To investigate whether this protocol can be extended to the functionalizations of δ, ε-C–H bonds, we prepared amide substrates 6a–6d containing tertiary C–H bonds at the δ position (Table 3). Interestingly, 6a was converted to δ, ε-dehydrogenated γ-lactam 7a under the standard conditions. Apparently, the olefin intermediate bearing a radical on the nitrogen center derived from the initially formed δ-lactam underwent the facile intramolecular radical abstraction at the allylic carbon center, leading to the cyclization product 7a (Scheme 4). The ε-methylene C–H bond in 6b is selectively functionalized in the presence of the ε-methyl C–H bond. Cyclopentyl (6c) and cyclohexyl (6d) are also compatible, albeit affording lower yields. A minor product derived from the radical abstraction of the ε-methyl C–H bond was also obtained with the cyclic substrate 7d.

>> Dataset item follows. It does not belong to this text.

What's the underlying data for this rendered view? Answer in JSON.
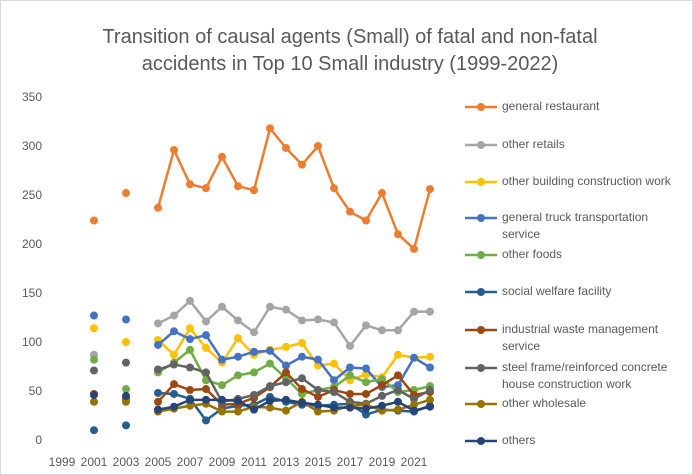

Importantly, these lactam products can be readily converted to synthetically useful δ, ε-desaturated γ-aminoesters as shown in Scheme 5. For example, 7a is converted to 8, a compound that is closely related to Vigabatrin.

Table 3.

γ, δ, ε–C–H Functionalizations of Aliphatic Amides^a,^b

^aConditions: 6 (0.1 mmol), NIS (4 equiv.), TMSN₃ (4 equiv.), DCE (1 mL), 100 °C, air, 14 h.

^bIsolated yields.

^cObtained as a mixture of inseparable mixture of diastereomers (methylene:methyl = 3:1).

Scheme 4.

Proposed Mechanism for the Formation of δ, ε Vinyl Lactams

Scheme 5.

Synthetic Application of δ, ε Vinyl Lactams

In conclusion, we have developed a protocol to functionalize γ, δ, ε-C–H bonds of aliphatic acids via a radical 1,5 and 1,6-H-abstraction. The terminal alkyl groups of aliphatic amides are converted to olefins, amino alcohols or allylic amines.